The Privacy Breach Management Plan shall consist of the following four steps:
- Identify the privacy breach.
A privacy breach is the unauthorized access, disclosure, or use of personal or confidential information that is collected and held by the company. Privacy breaches can occur due to various reasons, including but not limited to unauthorized access to information without proper authorization, data theft, failed security measures, improper handling of data by employees or contractors, third-party breaches or technical malfunctions.

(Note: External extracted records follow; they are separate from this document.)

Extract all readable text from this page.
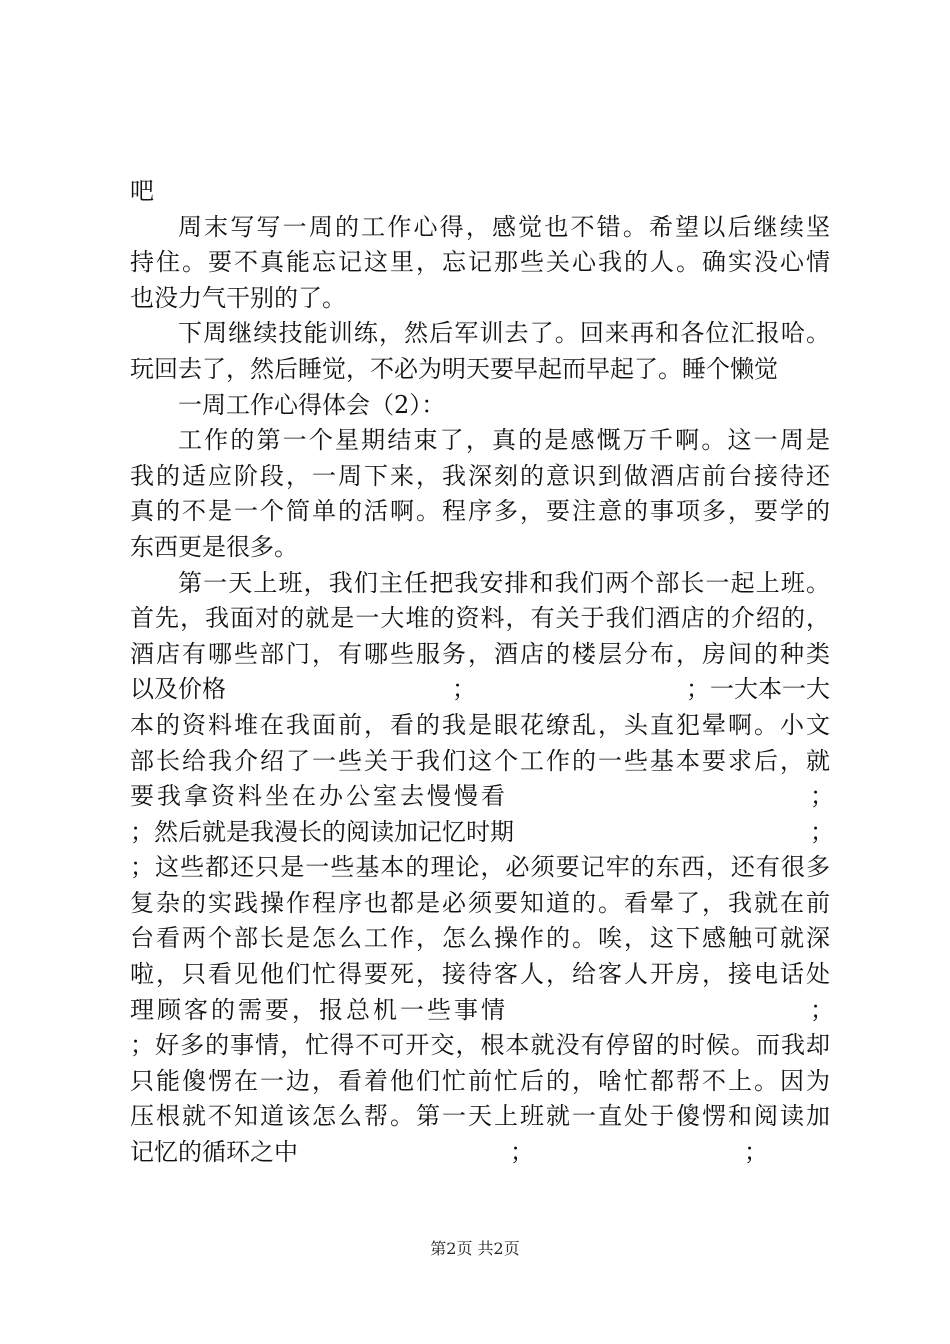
吧
周末写写一周的工作心得，感觉也不错。希望以后继续坚
持住。要不真能忘记这里，忘记那些关心我的人。确实没心情
也没力气干别的了。
下周继续技能训练，然后军训去了。回来再和各位汇报哈。
玩回去了，然后睡觉，不必为明天要早起而早起了。睡个懒觉
一周工作心得体会（2）：
工作的第一个星期结束了，真的是感慨万千啊。这一周是
我的适应阶段，一周下来，我深刻的意识到做酒店前台接待还
真的不是一个简单的活啊。程序多，要注意的事项多，要学的
东西更是很多。
第一天上班，我们主任把我安排和我们两个部长一起上班。
首先，我面对的就是一大堆的资料，有关于我们酒店的介绍的，
酒店有哪些部门，有哪些服务，酒店的楼层分布，房间的种类
以及价格	；	；一大本一大
本的资料堆在我面前，看的我是眼花缭乱，头直犯晕啊。小文
部长给我介绍了一些关于我们这个工作的一些基本要求后，就
要我拿资料坐在办公室去慢慢看	；
；然后就是我漫长的阅读加记忆时期	；
；这些都还只是一些基本的理论，必须要记牢的东西，还有很多
复杂的实践操作程序也都是必须要知道的。看晕了，我就在前
台看两个部长是怎么工作，怎么操作的。唉，这下感触可就深
啦，只看见他们忙得要死，接待客人，给客人开房，接电话处
理顾客的需要，报总机一些事情	；
；好多的事情，忙得不可开交，根本就没有停留的时候。而我却
只能傻愣在一边，看着他们忙前忙后的，啥忙都帮不上。因为
压根就不知道该怎么帮。第一天上班就一直处于傻愣和阅读加
记忆的循环之中	；	；
第2页 共2页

A privacy breach may be identified by an employee, contractor, client or other person and shall be immediately reported to the Privacy Officer.
- Evaluate the risks. Within 48 hours of being informed of a privacy breach, the Privacy Officer shall take all appropriate steps to evaluate the risks of the breach including identifying the types of information disclosed, the causes of the breach including evaluation of technology and whether the cause was an error or a malicious act and the size of the breach. The Privacy Officer may need to engage external expertise as required to complete this investigation and evaluation.
- Notify any appropriate parties of the breach. - The Privacy Officer must determine whether any notification is required under applicable privacy legislation to parties whose personal information or confidential information has been involved in the breach. The form of notification (email, letter etc.) will be chosen and notification will be sent within 3 weeks of the breach being identified. The Privacy Officer will document all decisions made about notification and notices sent.
- Take preventative measures to prevent the breach from happening in the future - Within 2 months of the breach occurring, the Privacy Officer will conduct a review of the Privacy Management Plan and do a debrief of the privacy breach incident with appropriate persons within the organization. The Privacy Officer will determine whether additional policies, training, resources or technology solutions are required to prevent and contain future privacy breaches.